Neue Migrantenpartei Wieviel Erdogan steckt in Dava?

Die neue Dava-Partei steht als politischer Arm des türkischen Staatschefs Erdogan in der Kritik. Foto: IMAGO/Steinach

Die neue türkisch geprägte Dava-Partei kann sich in Baden-Württemberg auf Vorfeldorganisationen von Präsident Erdogans Partei AKP stützen. Das schürt Sorgen – auch unter Migranten.

Turan Tekin, Landesvorsitzender der Kurdischen Gemeinde Baden-Württemberg (KGBW), ist über die neue Partei Dava (Demokratische Allianz für Vielfalt und Aufbruch) alarmiert: „Es ist grundsätzlich problematisch, wenn eine Partei nur auf das türkisch-islamistische Spektrum aufbaut. Das ist gefährlich für unser Zusammenleben und fördert die Parallelgesellschaft.“ Für den Böblinger Tekin, in Deutschland gut integriert, steht fest: „Mit der Gründung von Dava wird Ankara auch direkten Einfluss auf unsere Politik nehmen.“ Daher müsse die Gruppierung – derzeit noch eine politische Vereinigung, mit dem Ziel bei der Europawahl und bei der Bundestagswahl 2025 anzutreten – „genau beobachtet werden und darf nicht verharmlost werden“, so Tekin.

 

Bekanntes Führungspersonal

Der Migranten-Vertreter bezieht sich bei seiner Analyse auf das bekannt gewordene Dava-Führungspersonal: Spitzenkandidat für die Europawahl wird laut Gründungserklärung der Anwalt Fatih Zingal. Das Ex-SPD-Mitglied tritt als als Sprecher bei der Union Internationaler Demokraten (UID) mit Sitz in Köln auf, laut Bundesamt für Verfassungsschutz der bedeutendste Akteur der Regierung in Ankara zur Beeinflussung der türkischstämmigen Diaspora. Auf Platz zwei steht der Arzt Ali Ihsan Ünlü, zeitweise hochrangiger Ditib-Funktionär. Ditib untersteht der türkischen Religionsbehörde Diyanet, die Staatschef Recep Tayyip Erdogan unterstellt ist. Auf Listenplatz drei findet sich der Hamburger Arzt Mustafa Yoldas, der den Behörden wegen „Unterstützung der Hamas und ihr nahestehenden Organisationen“ auffiel. Er leitete auch die „Internationale Humanitäre Hilfsaktion“ (IHH), die 2010 verboten wurde, und saß im Vorstand der vom Verfassungsschutz beobachteten Islamischen Gemeinschaft Milli Görüs (IGMG). In den sozialen Medien outet sich Yonca Kayaoglu als fünfte Dava-Kandidatin . Die frühere Esslinger Gymnasiastin mit Master in Elektrotechnik war Sprecherin der UID-Jugend Baden-Württemberg.

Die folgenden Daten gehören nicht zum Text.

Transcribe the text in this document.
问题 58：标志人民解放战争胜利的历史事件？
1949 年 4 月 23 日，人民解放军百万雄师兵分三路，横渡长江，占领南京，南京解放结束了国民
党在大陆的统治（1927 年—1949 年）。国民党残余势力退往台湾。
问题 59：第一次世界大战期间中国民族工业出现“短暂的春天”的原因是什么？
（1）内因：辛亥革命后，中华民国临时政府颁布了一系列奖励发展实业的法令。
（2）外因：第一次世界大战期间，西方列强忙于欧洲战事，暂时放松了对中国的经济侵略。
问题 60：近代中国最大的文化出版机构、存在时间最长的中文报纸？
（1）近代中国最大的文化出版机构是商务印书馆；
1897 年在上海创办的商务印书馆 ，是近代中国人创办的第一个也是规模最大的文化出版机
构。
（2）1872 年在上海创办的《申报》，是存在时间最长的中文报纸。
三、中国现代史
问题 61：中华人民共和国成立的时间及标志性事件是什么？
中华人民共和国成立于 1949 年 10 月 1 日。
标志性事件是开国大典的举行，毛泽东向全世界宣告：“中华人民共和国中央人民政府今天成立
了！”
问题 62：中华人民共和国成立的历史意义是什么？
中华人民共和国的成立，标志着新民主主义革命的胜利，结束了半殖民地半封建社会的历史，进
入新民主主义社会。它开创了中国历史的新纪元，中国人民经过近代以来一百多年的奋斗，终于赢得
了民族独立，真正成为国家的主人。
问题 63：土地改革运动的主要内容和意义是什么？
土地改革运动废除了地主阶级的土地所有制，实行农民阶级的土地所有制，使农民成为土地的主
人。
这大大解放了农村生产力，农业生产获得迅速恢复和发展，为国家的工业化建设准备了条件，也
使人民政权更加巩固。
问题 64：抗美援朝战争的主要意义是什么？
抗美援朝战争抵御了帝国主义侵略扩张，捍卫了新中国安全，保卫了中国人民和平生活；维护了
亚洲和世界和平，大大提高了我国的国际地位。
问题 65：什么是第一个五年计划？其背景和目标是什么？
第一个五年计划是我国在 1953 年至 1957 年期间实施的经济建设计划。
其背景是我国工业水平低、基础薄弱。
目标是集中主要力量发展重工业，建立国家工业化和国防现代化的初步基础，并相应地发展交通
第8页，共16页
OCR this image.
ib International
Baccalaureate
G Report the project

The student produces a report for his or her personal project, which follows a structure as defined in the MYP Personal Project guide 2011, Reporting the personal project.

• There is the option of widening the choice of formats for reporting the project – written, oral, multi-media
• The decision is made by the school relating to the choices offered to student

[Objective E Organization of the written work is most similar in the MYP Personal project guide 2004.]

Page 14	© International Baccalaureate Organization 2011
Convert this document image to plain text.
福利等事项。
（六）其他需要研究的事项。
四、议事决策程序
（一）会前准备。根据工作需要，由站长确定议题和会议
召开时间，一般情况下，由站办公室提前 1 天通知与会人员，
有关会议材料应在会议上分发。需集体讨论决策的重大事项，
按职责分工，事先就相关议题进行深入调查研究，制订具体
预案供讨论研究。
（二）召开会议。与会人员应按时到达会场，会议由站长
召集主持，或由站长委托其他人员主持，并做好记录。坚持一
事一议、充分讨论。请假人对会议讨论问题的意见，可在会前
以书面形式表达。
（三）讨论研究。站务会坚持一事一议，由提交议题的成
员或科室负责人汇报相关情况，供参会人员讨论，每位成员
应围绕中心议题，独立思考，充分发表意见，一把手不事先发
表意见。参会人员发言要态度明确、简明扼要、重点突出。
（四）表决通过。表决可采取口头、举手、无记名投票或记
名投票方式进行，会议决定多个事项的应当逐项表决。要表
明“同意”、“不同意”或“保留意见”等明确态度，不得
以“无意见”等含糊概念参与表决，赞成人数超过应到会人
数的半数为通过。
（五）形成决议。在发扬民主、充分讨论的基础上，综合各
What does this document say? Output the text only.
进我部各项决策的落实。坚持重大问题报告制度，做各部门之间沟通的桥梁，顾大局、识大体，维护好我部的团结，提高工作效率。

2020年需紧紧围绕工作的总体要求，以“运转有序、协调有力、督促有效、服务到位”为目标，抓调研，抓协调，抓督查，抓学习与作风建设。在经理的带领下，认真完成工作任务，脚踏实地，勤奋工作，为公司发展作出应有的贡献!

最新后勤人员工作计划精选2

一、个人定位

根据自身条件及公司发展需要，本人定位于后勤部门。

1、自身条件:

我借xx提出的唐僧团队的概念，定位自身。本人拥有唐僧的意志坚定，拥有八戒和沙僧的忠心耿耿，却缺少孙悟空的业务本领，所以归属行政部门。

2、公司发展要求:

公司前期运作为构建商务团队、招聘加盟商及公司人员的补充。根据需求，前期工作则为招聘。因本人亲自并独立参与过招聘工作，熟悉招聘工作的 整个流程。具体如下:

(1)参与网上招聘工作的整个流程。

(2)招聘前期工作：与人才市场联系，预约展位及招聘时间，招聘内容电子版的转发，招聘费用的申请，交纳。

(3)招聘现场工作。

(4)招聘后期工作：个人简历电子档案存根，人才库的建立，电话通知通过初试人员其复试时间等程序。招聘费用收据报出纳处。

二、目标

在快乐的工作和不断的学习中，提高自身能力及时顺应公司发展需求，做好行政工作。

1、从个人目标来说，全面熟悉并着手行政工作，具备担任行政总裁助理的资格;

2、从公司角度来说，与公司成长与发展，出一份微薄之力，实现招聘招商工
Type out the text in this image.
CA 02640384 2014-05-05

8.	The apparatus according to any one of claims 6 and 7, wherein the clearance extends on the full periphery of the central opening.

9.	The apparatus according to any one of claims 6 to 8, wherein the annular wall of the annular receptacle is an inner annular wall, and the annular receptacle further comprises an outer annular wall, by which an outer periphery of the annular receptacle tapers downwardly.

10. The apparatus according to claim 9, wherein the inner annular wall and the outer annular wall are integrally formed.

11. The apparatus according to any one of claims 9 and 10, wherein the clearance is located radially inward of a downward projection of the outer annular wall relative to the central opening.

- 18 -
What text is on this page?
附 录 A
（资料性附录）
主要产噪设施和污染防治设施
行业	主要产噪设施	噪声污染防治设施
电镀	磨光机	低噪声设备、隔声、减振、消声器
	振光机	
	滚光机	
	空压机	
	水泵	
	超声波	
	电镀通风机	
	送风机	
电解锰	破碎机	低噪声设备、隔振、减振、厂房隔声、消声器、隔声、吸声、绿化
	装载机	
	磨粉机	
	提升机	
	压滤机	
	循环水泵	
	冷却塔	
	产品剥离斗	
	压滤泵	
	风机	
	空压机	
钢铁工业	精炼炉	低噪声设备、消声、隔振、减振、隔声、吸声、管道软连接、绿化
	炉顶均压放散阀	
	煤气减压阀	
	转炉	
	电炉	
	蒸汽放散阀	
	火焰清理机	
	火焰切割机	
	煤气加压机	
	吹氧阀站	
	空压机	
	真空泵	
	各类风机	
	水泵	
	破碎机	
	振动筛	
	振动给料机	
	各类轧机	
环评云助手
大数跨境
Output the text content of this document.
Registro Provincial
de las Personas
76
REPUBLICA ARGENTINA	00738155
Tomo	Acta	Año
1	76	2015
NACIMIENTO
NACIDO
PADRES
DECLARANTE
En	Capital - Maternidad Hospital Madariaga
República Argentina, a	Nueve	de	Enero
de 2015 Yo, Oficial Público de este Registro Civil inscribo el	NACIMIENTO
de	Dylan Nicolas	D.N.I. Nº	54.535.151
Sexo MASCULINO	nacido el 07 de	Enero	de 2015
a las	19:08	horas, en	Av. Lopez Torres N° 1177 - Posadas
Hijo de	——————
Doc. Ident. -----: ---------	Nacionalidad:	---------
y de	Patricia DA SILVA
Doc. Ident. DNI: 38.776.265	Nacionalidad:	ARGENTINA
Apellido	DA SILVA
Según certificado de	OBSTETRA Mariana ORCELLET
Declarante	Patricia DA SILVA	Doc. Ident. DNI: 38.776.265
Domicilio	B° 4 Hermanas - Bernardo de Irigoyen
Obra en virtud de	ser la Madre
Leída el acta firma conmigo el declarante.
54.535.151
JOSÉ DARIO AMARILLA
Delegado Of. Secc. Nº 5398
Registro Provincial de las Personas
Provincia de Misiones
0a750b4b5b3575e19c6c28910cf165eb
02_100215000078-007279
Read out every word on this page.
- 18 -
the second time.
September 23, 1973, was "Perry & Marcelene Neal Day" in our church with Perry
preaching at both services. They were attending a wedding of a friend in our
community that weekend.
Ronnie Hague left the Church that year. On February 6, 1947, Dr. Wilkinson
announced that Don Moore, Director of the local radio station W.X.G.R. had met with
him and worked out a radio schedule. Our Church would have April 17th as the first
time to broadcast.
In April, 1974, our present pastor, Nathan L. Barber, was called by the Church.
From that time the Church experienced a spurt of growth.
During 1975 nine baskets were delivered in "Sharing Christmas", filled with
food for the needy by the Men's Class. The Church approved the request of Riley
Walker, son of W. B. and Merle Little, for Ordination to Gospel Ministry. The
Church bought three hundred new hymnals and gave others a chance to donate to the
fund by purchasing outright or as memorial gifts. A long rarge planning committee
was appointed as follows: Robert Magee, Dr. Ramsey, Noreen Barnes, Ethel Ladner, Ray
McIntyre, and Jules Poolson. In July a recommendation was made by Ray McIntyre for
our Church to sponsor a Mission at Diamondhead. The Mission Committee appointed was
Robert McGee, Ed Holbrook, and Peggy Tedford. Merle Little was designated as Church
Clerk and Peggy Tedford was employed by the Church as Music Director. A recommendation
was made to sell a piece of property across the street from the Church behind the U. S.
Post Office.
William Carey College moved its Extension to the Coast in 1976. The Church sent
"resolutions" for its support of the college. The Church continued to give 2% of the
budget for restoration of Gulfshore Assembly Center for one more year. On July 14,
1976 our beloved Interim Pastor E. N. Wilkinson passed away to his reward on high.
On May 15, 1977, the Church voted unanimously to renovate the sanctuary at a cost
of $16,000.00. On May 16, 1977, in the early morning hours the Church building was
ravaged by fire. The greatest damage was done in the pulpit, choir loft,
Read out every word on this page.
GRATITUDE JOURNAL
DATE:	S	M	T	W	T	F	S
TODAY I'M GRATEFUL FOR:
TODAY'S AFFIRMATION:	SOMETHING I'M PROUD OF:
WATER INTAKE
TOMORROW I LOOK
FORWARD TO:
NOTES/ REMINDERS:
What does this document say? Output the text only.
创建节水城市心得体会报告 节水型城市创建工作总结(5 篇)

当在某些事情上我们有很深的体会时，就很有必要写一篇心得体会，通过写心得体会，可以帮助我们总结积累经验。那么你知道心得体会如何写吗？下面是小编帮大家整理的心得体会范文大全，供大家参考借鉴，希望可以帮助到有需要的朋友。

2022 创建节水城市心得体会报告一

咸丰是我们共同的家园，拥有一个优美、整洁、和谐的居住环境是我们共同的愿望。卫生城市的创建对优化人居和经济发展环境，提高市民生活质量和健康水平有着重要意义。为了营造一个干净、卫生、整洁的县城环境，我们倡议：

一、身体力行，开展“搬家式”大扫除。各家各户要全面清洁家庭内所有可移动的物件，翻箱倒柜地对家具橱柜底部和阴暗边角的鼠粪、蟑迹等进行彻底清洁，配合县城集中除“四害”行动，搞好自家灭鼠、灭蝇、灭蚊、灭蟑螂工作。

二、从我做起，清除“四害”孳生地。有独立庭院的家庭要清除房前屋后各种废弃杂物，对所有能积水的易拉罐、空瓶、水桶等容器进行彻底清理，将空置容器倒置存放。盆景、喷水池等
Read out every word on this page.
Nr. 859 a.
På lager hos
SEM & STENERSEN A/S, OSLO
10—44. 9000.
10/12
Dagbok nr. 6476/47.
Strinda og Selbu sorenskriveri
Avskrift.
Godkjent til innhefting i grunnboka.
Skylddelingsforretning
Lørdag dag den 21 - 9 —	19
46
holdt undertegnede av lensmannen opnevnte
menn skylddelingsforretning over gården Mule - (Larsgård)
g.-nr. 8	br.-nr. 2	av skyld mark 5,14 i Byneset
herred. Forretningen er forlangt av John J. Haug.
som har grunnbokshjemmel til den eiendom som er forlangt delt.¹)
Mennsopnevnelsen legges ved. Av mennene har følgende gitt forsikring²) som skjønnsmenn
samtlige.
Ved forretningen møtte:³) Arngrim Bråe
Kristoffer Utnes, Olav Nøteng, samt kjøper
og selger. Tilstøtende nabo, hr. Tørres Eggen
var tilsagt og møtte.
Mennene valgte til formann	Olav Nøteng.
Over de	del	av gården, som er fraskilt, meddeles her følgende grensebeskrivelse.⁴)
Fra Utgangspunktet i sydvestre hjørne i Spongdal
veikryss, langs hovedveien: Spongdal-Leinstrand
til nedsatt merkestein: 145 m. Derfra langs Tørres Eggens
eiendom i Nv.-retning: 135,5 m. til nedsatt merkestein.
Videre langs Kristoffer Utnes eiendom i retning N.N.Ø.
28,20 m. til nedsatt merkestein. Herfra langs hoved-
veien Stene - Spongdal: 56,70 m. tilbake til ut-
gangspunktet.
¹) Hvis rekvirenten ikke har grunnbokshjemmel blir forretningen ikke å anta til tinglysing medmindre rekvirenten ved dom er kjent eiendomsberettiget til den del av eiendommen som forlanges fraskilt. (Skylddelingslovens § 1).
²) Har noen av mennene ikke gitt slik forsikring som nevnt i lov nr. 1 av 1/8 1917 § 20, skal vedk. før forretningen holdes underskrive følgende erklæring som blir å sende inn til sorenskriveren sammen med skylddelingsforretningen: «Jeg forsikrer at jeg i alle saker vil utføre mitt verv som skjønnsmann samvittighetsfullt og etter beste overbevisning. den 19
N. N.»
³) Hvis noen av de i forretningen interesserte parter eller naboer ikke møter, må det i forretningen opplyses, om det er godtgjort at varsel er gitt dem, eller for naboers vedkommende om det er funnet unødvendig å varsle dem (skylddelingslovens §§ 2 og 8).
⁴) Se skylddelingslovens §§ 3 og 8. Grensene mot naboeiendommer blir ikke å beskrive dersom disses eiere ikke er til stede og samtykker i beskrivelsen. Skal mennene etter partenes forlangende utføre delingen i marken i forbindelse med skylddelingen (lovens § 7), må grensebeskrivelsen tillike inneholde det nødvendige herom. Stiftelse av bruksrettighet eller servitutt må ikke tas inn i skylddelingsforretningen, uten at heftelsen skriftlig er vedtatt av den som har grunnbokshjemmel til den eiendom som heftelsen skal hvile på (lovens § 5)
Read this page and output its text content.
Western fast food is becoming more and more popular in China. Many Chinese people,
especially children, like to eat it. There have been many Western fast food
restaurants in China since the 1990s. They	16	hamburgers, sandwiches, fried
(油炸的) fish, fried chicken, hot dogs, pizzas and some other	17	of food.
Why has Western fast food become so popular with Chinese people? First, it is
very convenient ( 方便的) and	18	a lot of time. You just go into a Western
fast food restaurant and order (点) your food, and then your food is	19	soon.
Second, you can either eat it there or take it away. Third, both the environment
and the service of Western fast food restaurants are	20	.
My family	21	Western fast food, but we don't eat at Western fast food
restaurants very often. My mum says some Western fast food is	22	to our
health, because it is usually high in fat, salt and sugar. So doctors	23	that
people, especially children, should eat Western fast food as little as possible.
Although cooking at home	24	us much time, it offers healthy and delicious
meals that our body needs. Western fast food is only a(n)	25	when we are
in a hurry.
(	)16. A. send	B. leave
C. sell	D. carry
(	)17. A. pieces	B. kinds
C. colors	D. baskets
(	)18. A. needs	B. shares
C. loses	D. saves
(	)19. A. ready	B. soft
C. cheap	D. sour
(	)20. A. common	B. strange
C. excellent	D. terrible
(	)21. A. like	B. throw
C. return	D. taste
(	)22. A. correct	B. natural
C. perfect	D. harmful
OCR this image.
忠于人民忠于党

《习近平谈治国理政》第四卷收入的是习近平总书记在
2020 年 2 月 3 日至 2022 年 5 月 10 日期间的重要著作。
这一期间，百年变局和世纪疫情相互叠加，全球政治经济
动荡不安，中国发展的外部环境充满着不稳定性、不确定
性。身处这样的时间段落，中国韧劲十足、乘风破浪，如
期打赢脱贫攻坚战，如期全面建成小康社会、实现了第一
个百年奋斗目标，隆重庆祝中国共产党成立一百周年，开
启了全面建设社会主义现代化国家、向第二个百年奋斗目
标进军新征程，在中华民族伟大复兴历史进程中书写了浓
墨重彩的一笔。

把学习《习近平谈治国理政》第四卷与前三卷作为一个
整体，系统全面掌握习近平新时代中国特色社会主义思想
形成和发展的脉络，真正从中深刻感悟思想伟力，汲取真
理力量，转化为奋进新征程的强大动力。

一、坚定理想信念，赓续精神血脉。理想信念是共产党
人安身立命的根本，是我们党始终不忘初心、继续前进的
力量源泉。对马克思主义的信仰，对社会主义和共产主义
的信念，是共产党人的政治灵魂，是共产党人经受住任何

Verfassungsschutz: AKP-Vorfeldorganisation

Zu dieser „AKP-Vorfeldorganisation“ vermerkt der Verfassungsschutz Baden-Württemberg, dass „die UID personell und materiell mit der türkischen Regierung verflochten ist“. Zudem gebe es „eine Nähe zu türkischen Rechtsextremisten“. Im Südwesten gibt es drei UID-Regionalverbände und eine Vielzahl von Ortsgruppen, darunter in Ulm, Tübingen oder Balingen und früher auch in Nürtingen. „Dava wird vor allem über die UID und die Moscheeverbände wie Ditib, IGMG und über die türkisch-nationalistischen Strukturen ihre Wähler mobilisieren“, erwartet Eren Güvercin von der FDP-nahen Organisation „Liberale Vielfalt“.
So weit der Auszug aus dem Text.